Mbule remains one of the most naturally gifted midfielders South Africa has produced in recent years. On his day, he dictates tempo, unlocks compact defences and gives Bafana a creative edge few African sides can comfortably handle. His range of passing allows South Africa to bypass pressure rather than absorb it, while his intelligence between the lines offers an attacking outlet that reduces the burden on the forwards.
At AFCON, where matches are often tight, physical and decided by moments rather than patterns, Mbule’s ability to pull the strings could prove invaluable. If he finds consistency and discipline, he becomes the fulcrum around which Bafana’s ambitions turn.
At the other end of the pitch, Mbokazi represents something just as important: defensive assurance with modern qualities. AFCON history is littered with talented teams undone by defensive lapses, and South Africa’s progress may well depend on how secure they are under sustained pressure. Mbokazi’s reading of the game, aerial strength and comfort in possession give Bafana balance – allowing them to defend deep when required, but also to build from the back without panic.
His presence could be the difference between surviving knockout football and succumbing to it.
The significance of Mbule and Mbokazi is not that they are saviours, but that they embody what this Bafana side is becoming: technically sound and mentally tougher than in years past. They give Broos options – and AFCON is a tournament that rewards flexibility.
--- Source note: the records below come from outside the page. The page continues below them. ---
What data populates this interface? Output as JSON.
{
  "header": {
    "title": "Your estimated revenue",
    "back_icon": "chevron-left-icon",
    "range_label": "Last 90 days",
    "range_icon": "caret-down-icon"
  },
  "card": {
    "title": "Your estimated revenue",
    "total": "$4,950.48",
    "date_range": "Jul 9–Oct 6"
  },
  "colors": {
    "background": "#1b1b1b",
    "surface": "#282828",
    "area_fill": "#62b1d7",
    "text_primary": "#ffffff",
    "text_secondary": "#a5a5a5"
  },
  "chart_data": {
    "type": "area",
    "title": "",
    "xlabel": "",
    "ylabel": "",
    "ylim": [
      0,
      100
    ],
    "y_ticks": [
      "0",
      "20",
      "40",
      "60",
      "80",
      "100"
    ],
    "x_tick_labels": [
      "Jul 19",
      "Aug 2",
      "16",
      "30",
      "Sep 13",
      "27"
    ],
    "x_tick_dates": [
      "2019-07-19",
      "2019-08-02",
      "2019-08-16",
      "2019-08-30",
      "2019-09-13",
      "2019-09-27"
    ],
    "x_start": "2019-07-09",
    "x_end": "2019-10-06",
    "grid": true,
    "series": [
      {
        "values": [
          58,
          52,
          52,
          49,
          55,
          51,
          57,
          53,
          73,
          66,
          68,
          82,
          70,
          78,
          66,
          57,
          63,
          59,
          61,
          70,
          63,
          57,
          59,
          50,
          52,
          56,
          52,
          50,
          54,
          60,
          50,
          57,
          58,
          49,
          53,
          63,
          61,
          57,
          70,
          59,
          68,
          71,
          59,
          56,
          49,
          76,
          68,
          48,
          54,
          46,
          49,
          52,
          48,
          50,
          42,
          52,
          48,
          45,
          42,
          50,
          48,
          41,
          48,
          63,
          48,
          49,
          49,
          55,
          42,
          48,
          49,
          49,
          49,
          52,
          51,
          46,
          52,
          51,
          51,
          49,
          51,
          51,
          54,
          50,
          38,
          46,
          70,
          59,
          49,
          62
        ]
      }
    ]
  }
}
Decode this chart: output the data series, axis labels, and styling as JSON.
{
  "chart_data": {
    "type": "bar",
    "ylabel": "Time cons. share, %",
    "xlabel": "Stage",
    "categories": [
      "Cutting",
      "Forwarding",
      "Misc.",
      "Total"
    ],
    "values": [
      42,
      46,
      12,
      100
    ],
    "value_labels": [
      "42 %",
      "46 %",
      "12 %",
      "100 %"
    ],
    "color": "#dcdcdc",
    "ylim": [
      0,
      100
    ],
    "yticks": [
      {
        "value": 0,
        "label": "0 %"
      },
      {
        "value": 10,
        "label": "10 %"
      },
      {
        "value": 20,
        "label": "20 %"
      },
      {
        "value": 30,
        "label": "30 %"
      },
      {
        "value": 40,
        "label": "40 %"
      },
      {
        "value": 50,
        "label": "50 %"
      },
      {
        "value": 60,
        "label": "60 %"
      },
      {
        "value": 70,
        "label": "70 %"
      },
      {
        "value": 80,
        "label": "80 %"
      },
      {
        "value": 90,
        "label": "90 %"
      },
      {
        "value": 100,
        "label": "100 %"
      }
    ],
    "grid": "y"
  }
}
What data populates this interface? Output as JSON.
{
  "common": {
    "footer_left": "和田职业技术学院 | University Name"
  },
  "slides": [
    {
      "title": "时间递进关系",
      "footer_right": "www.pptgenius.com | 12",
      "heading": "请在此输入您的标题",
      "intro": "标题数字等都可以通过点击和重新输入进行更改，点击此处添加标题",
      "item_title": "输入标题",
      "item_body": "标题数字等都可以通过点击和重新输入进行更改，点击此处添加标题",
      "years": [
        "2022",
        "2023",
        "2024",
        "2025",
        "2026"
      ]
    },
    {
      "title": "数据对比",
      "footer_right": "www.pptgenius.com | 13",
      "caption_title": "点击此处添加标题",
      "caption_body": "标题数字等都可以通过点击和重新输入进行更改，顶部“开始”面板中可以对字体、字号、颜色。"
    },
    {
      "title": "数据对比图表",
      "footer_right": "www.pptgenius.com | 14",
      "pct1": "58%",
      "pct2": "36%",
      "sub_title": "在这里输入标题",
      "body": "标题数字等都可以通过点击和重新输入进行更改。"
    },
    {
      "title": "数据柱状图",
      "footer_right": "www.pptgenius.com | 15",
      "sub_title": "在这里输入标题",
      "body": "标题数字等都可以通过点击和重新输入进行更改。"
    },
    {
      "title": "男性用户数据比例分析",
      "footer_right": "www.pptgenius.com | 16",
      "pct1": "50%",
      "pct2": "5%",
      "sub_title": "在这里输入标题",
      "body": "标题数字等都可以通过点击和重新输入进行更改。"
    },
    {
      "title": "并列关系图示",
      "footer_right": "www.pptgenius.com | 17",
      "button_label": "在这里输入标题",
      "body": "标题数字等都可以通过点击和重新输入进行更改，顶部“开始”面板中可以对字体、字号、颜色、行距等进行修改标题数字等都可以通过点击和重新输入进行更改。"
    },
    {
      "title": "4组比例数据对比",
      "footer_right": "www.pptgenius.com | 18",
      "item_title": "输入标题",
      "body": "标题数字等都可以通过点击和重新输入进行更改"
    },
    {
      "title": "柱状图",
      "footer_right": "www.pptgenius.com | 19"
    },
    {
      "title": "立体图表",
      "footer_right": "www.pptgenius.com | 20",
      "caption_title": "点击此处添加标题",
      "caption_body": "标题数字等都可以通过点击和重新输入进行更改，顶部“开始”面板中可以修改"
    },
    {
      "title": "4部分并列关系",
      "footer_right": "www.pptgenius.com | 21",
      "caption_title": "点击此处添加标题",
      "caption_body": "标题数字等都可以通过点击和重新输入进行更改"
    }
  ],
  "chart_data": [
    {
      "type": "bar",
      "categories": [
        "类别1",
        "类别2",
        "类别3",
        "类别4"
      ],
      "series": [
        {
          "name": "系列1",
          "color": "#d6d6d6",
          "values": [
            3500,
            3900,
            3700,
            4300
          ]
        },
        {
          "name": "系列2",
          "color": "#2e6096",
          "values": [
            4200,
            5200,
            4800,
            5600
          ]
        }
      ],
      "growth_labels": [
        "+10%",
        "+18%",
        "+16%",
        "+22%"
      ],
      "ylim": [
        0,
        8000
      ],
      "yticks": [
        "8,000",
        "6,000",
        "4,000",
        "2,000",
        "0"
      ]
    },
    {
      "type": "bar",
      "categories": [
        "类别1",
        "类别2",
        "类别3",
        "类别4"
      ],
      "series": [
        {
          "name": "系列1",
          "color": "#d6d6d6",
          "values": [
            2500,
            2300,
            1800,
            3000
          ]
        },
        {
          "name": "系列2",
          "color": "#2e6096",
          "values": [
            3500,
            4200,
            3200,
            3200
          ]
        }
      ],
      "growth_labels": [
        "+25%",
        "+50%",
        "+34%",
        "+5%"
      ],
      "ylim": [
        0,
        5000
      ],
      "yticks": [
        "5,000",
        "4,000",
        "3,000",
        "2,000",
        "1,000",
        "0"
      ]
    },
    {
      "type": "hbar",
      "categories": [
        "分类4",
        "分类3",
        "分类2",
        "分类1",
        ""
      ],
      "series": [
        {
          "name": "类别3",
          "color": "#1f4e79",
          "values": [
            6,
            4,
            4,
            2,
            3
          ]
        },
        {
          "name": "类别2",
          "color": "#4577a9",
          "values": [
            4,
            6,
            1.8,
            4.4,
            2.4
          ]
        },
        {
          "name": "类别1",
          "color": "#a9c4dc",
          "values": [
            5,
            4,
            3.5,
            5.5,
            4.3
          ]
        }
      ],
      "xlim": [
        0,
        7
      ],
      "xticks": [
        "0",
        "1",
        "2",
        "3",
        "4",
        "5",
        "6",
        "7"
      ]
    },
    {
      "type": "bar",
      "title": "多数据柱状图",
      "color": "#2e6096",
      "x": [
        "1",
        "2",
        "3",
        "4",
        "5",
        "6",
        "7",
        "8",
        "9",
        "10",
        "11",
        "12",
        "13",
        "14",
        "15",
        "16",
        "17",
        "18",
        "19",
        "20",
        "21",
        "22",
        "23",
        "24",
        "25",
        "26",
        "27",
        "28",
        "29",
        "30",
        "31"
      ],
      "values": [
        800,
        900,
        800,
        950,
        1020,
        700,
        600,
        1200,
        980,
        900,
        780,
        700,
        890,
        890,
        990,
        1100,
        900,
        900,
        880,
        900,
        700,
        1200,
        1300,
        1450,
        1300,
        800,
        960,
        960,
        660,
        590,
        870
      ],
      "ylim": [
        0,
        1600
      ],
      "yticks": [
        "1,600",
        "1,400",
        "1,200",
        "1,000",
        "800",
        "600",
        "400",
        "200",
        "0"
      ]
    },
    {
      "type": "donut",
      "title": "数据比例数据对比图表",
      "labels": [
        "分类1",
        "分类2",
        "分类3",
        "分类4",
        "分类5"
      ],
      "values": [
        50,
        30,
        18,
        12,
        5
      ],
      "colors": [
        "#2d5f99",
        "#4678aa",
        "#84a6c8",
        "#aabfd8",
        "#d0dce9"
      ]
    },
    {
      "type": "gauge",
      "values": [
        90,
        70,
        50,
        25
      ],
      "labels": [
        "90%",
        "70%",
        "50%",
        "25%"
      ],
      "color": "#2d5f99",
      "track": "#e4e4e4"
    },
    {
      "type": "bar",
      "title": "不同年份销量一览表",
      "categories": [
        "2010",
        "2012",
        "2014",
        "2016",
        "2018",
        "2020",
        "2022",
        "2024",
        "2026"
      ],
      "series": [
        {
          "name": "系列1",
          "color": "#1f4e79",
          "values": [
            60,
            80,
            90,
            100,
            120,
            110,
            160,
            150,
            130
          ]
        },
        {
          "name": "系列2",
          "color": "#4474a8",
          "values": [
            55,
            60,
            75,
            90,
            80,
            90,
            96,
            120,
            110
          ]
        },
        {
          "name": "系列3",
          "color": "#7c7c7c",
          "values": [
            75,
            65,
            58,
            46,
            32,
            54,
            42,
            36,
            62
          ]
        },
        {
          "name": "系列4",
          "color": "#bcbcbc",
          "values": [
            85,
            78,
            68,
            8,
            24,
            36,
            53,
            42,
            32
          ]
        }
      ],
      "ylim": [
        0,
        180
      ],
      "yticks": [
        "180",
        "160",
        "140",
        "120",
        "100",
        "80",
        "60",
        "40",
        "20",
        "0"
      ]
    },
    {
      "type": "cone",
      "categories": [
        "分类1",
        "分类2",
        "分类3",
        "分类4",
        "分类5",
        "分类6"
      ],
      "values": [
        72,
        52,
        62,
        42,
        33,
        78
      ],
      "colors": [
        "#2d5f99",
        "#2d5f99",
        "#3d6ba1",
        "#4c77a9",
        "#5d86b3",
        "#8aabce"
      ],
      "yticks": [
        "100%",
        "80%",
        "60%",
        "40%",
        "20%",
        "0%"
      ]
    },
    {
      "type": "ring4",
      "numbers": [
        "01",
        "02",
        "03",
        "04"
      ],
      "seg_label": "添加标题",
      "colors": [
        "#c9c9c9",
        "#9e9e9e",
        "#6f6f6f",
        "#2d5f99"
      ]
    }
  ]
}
The controversy surrounding the coach may have dominated headlines briefly, but it is unlikely to define Bafana’s tournament. What will matter far more is whether South Africa’s key players rise to the occasion when margins are fine and pressure is unforgiving.
If Mbule can conduct the midfield with authority, and Mbokazi can anchor the defence with composure, Bafana Bafana will will be genuine contenders.
And that, more than any off-field noise, will determine how far this team goes.